I repeat this story for you here, to bring a real practical view to what the implications of information sharing between countries, can be. This is not a prediction and of course there is absolutely no guarantee or suggestion that the Italian authorities will take this approach (not that they would forewarn us about such an approach anyway), however it is a timely reminder about changes in international cooperation when it comes to tax and foreign assets held by Italian citizens. I have actually seen them act on information exchanged between the UK and Italy, so it is in force and it is a matter of whether they choose to use the info rather than if they have it.
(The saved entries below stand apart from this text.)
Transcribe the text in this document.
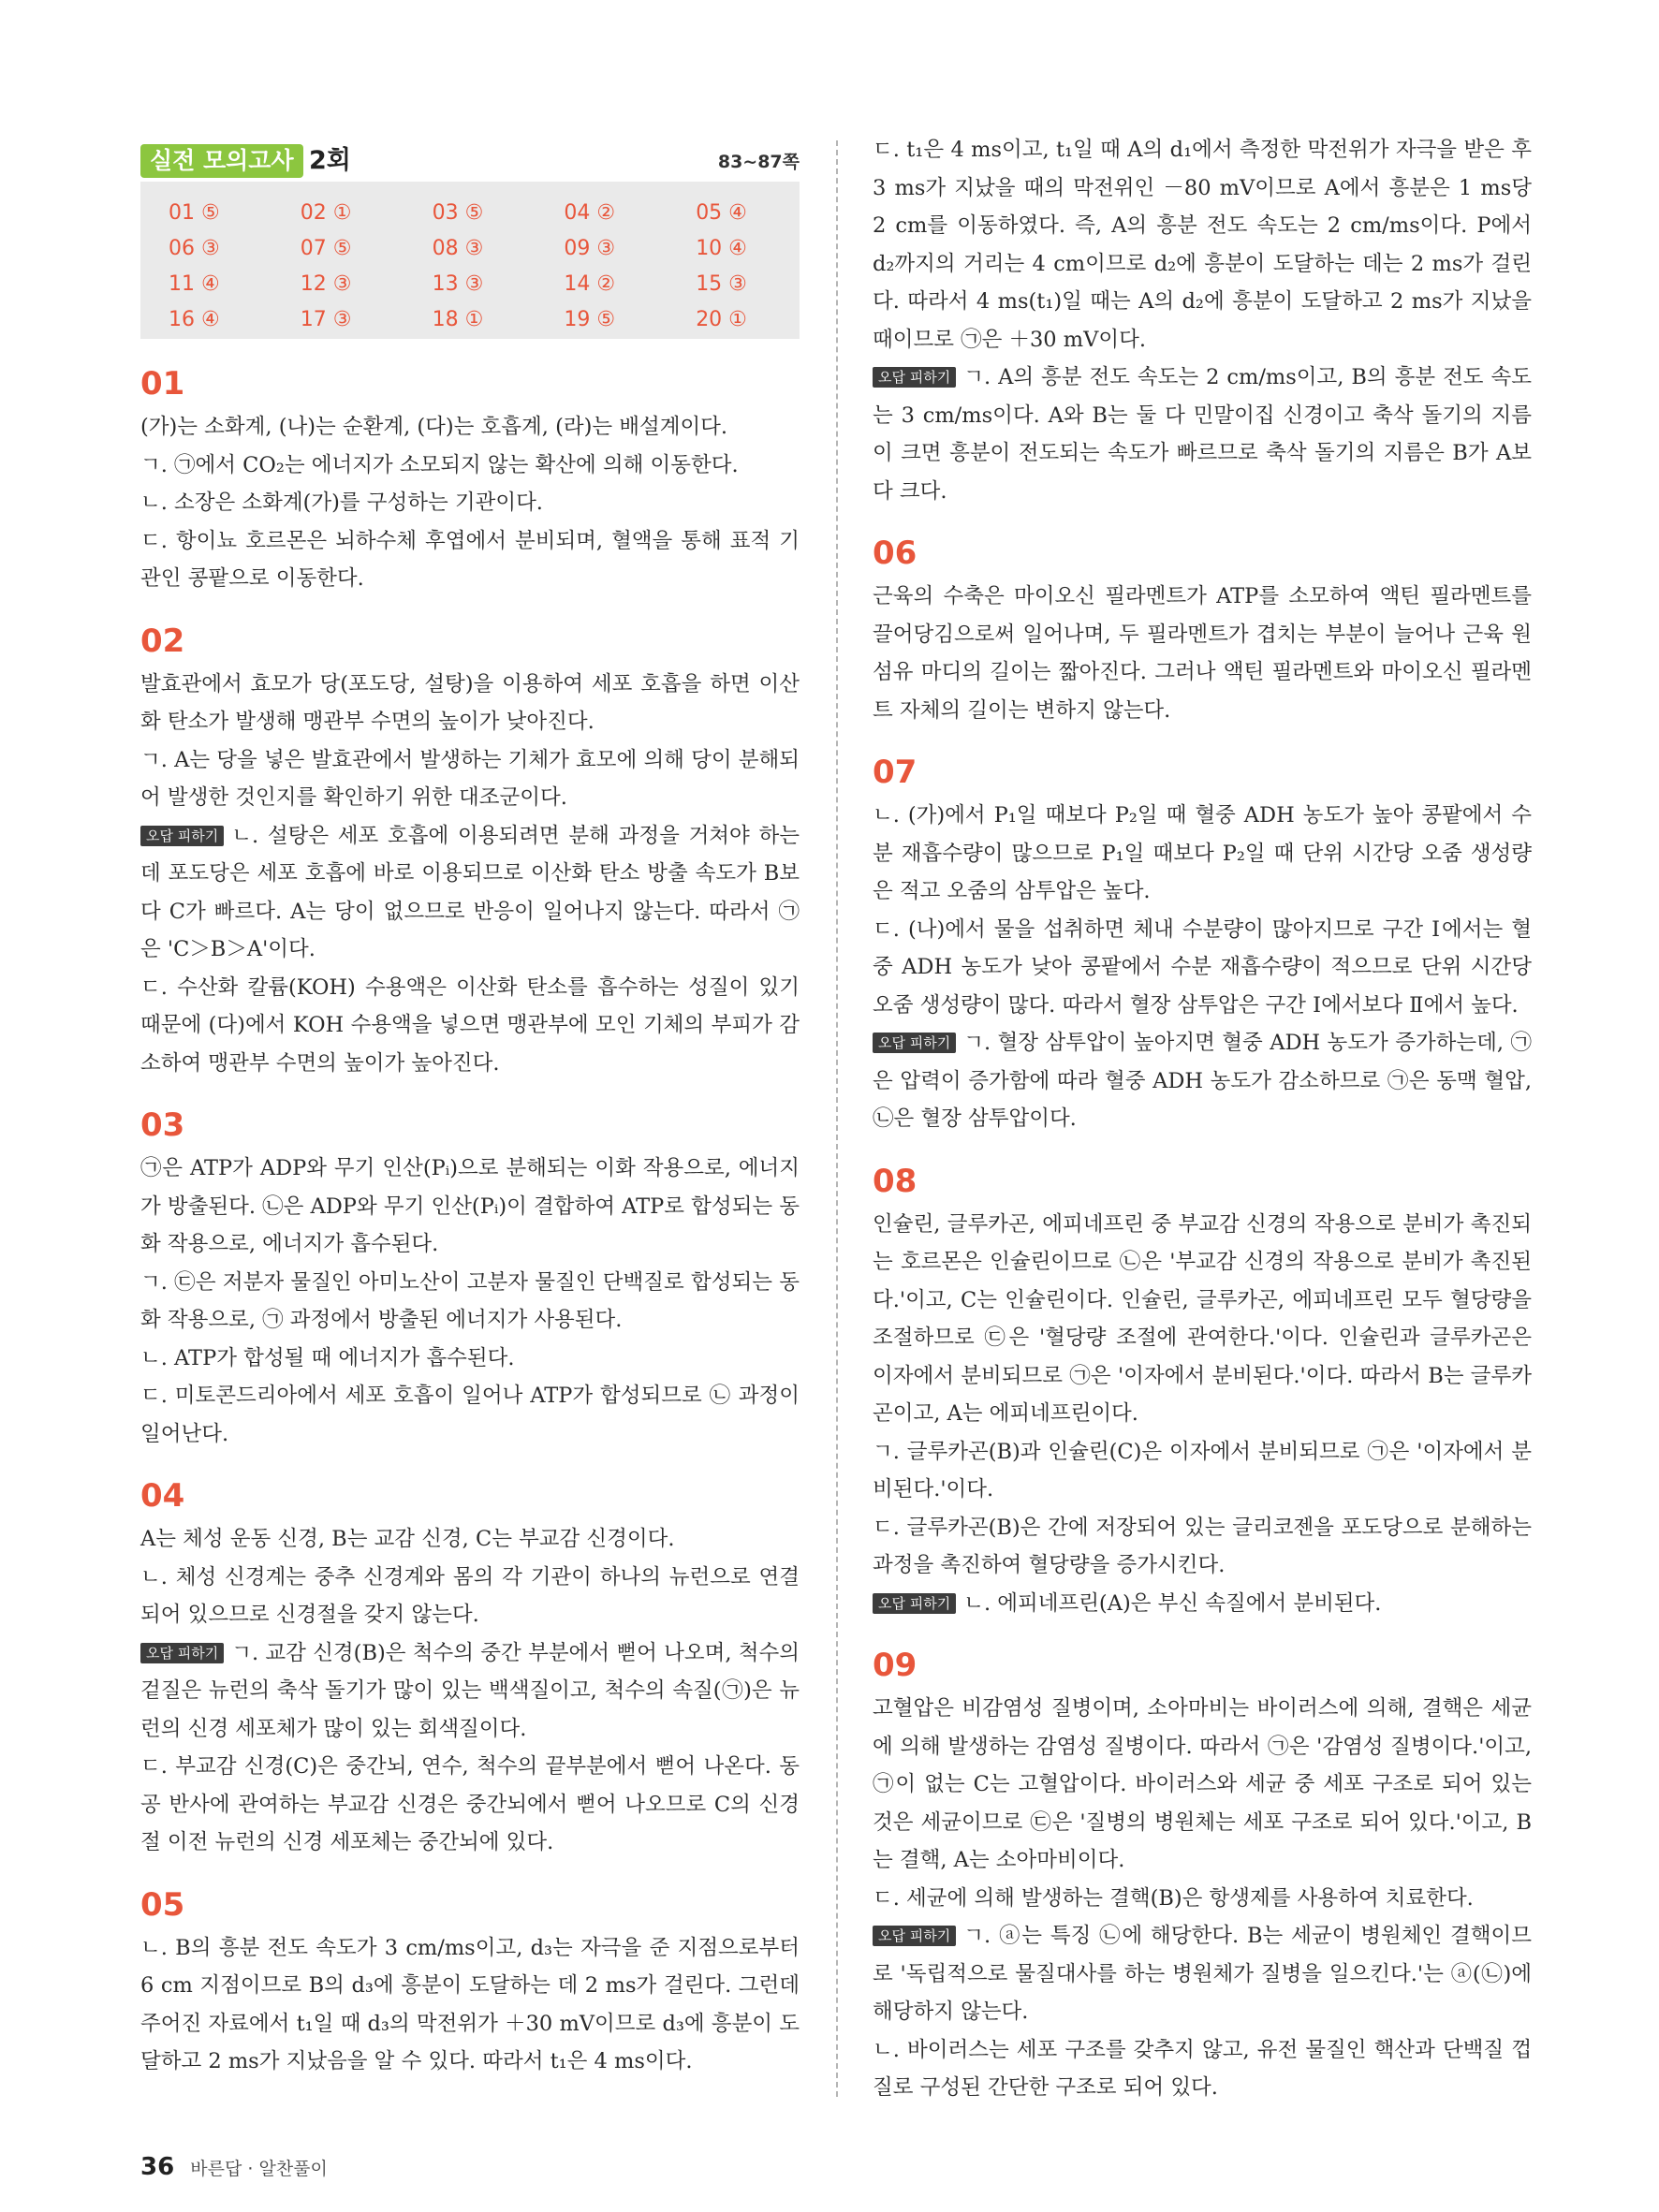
실전 모의고사 2회	83~87쪽
01 ⑤	02 ①	03 ⑤	04 ②	05 ④
06 ③	07 ⑤	08 ③	09 ③	10 ④
11 ④	12 ③	13 ③	14 ②	15 ③
16 ④	17 ③	18 ①	19 ⑤	20 ①
01

(가)는 소화계, (나)는 순환계, (다)는 호흡계, (라)는 배설계이다.

ㄱ. ㉠에서 CO₂는 에너지가 소모되지 않는 확산에 의해 이동한다.

ㄴ. 소장은 소화계(가)를 구성하는 기관이다.

ㄷ. 항이뇨 호르몬은 뇌하수체 후엽에서 분비되며, 혈액을 통해 표적 기관인 콩팥으로 이동한다.

02

발효관에서 효모가 당(포도당, 설탕)을 이용하여 세포 호흡을 하면 이산화 탄소가 발생해 맹관부 수면의 높이가 낮아진다.

ㄱ. A는 당을 넣은 발효관에서 발생하는 기체가 효모에 의해 당이 분해되어 발생한 것인지를 확인하기 위한 대조군이다.

오답 피하기 ㄴ. 설탕은 세포 호흡에 이용되려면 분해 과정을 거쳐야 하는데 포도당은 세포 호흡에 바로 이용되므로 이산화 탄소 방출 속도가 B보다 C가 빠르다. A는 당이 없으므로 반응이 일어나지 않는다. 따라서 ㉠은 'C＞B＞A'이다.

ㄷ. 수산화 칼륨(KOH) 수용액은 이산화 탄소를 흡수하는 성질이 있기 때문에 (다)에서 KOH 수용액을 넣으면 맹관부에 모인 기체의 부피가 감소하여 맹관부 수면의 높이가 높아진다.

03

㉠은 ATP가 ADP와 무기 인산(Pᵢ)으로 분해되는 이화 작용으로, 에너지가 방출된다. ㉡은 ADP와 무기 인산(Pᵢ)이 결합하여 ATP로 합성되는 동화 작용으로, 에너지가 흡수된다.

ㄱ. ㉢은 저분자 물질인 아미노산이 고분자 물질인 단백질로 합성되는 동화 작용으로, ㉠ 과정에서 방출된 에너지가 사용된다.

ㄴ. ATP가 합성될 때 에너지가 흡수된다.

ㄷ. 미토콘드리아에서 세포 호흡이 일어나 ATP가 합성되므로 ㉡ 과정이 일어난다.

04

A는 체성 운동 신경, B는 교감 신경, C는 부교감 신경이다.

ㄴ. 체성 신경계는 중추 신경계와 몸의 각 기관이 하나의 뉴런으로 연결되어 있으므로 신경절을 갖지 않는다.

오답 피하기 ㄱ. 교감 신경(B)은 척수의 중간 부분에서 뻗어 나오며, 척수의 겉질은 뉴런의 축삭 돌기가 많이 있는 백색질이고, 척수의 속질(㉠)은 뉴런의 신경 세포체가 많이 있는 회색질이다.

ㄷ. 부교감 신경(C)은 중간뇌, 연수, 척수의 끝부분에서 뻗어 나온다. 동공 반사에 관여하는 부교감 신경은 중간뇌에서 뻗어 나오므로 C의 신경절 이전 뉴런의 신경 세포체는 중간뇌에 있다.

05

ㄴ. B의 흥분 전도 속도가 3 cm/ms이고, d₃는 자극을 준 지점으로부터 6 cm 지점이므로 B의 d₃에 흥분이 도달하는 데 2 ms가 걸린다. 그런데 주어진 자료에서 t₁일 때 d₃의 막전위가 ＋30 mV이므로 d₃에 흥분이 도달하고 2 ms가 지났음을 알 수 있다. 따라서 t₁은 4 ms이다.

ㄷ. t₁은 4 ms이고, t₁일 때 A의 d₁에서 측정한 막전위가 자극을 받은 후 3 ms가 지났을 때의 막전위인 －80 mV이므로 A에서 흥분은 1 ms당 2 cm를 이동하였다. 즉, A의 흥분 전도 속도는 2 cm/ms이다. P에서 d₂까지의 거리는 4 cm이므로 d₂에 흥분이 도달하는 데는 2 ms가 걸린다. 따라서 4 ms(t₁)일 때는 A의 d₂에 흥분이 도달하고 2 ms가 지났을 때이므로 ㉠은 ＋30 mV이다.

오답 피하기 ㄱ. A의 흥분 전도 속도는 2 cm/ms이고, B의 흥분 전도 속도는 3 cm/ms이다. A와 B는 둘 다 민말이집 신경이고 축삭 돌기의 지름이 크면 흥분이 전도되는 속도가 빠르므로 축삭 돌기의 지름은 B가 A보다 크다.

06

근육의 수축은 마이오신 필라멘트가 ATP를 소모하여 액틴 필라멘트를 끌어당김으로써 일어나며, 두 필라멘트가 겹치는 부분이 늘어나 근육 원섬유 마디의 길이는 짧아진다. 그러나 액틴 필라멘트와 마이오신 필라멘트 자체의 길이는 변하지 않는다.

07

ㄴ. (가)에서 P₁일 때보다 P₂일 때 혈중 ADH 농도가 높아 콩팥에서 수분 재흡수량이 많으므로 P₁일 때보다 P₂일 때 단위 시간당 오줌 생성량은 적고 오줌의 삼투압은 높다.

ㄷ. (나)에서 물을 섭취하면 체내 수분량이 많아지므로 구간 Ⅰ에서는 혈중 ADH 농도가 낮아 콩팥에서 수분 재흡수량이 적으므로 단위 시간당 오줌 생성량이 많다. 따라서 혈장 삼투압은 구간 Ⅰ에서보다 Ⅱ에서 높다.

오답 피하기 ㄱ. 혈장 삼투압이 높아지면 혈중 ADH 농도가 증가하는데, ㉠은 압력이 증가함에 따라 혈중 ADH 농도가 감소하므로 ㉠은 동맥 혈압, ㉡은 혈장 삼투압이다.

08

인슐린, 글루카곤, 에피네프린 중 부교감 신경의 작용으로 분비가 촉진되는 호르몬은 인슐린이므로 ㉡은 '부교감 신경의 작용으로 분비가 촉진된다.'이고, C는 인슐린이다. 인슐린, 글루카곤, 에피네프린 모두 혈당량을 조절하므로 ㉢은 '혈당량 조절에 관여한다.'이다. 인슐린과 글루카곤은 이자에서 분비되므로 ㉠은 '이자에서 분비된다.'이다. 따라서 B는 글루카곤이고, A는 에피네프린이다.

ㄱ. 글루카곤(B)과 인슐린(C)은 이자에서 분비되므로 ㉠은 '이자에서 분비된다.'이다.

ㄷ. 글루카곤(B)은 간에 저장되어 있는 글리코젠을 포도당으로 분해하는 과정을 촉진하여 혈당량을 증가시킨다.

오답 피하기 ㄴ. 에피네프린(A)은 부신 속질에서 분비된다.

09

고혈압은 비감염성 질병이며, 소아마비는 바이러스에 의해, 결핵은 세균에 의해 발생하는 감염성 질병이다. 따라서 ㉠은 '감염성 질병이다.'이고, ㉠이 없는 C는 고혈압이다. 바이러스와 세균 중 세포 구조로 되어 있는 것은 세균이므로 ㉢은 '질병의 병원체는 세포 구조로 되어 있다.'이고, B는 결핵, A는 소아마비이다.

ㄷ. 세균에 의해 발생하는 결핵(B)은 항생제를 사용하여 치료한다.

오답 피하기 ㄱ. ⓐ는 특징 ㉡에 해당한다. B는 세균이 병원체인 결핵이므로 '독립적으로 물질대사를 하는 병원체가 질병을 일으킨다.'는 ⓐ(㉡)에 해당하지 않는다.

ㄴ. 바이러스는 세포 구조를 갖추지 않고, 유전 물질인 핵산과 단백질 껍질로 구성된 간단한 구조로 되어 있다.

36 바른답 · 알찬풀이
This reminder is perhaps most timely as the tax Voluntary Disclosure program is now in full swing in Italy, providing an opportunity for citizens to disclose foreign assets and income this year (until September 15 at this stage) and be charged much reduced penalties for getting your affairs ‘in regola’ and up-to-date.
Read more about Voluntary Disclosure, here. Contact us if you have queries or concerns about Voluntary Disclosure or information sharing.
History and future of information sharing
Increased information sharing amongst countries began in 2012 between at least members of OECD countries (Separately of course many countries have bilateral agreements in place to share information about their respective citizens). In 2014, the OECD released the Standard for Automatic Exchange of Financial Account Information in Tax Matters. This standard calls on governments to obtain detailed account information from their banks and to exchange that information automatically with other jurisdictions on an annual basis.
Then, on 29 October 2014, 61 countries signed an agreement to implement the standard, which describes what will be exchanged, and when. Further countries have signed up since then.
The USA has implemented exchange of information in 2015 since the introduction of their FATCA regime. Of the list of countries adopting the exchange agreement, 58 have agreed to have implemented the system by September 2017 (aside from exchanges already agreed to take place between 2 countries, as indicated above, for example Italy and Switzerland). These countries include places like Italy, Luxembourg, France, Jersey, Isle of Man, Ireland, Spain, Portugal and Cayman Islands.
There are a further 36 remaining countries and territories currently signed up to implement by 2018 (these countries include Switzerland, Australia, New Zealand, Monaco, The Bahamas and Israel, just to name a few as examples).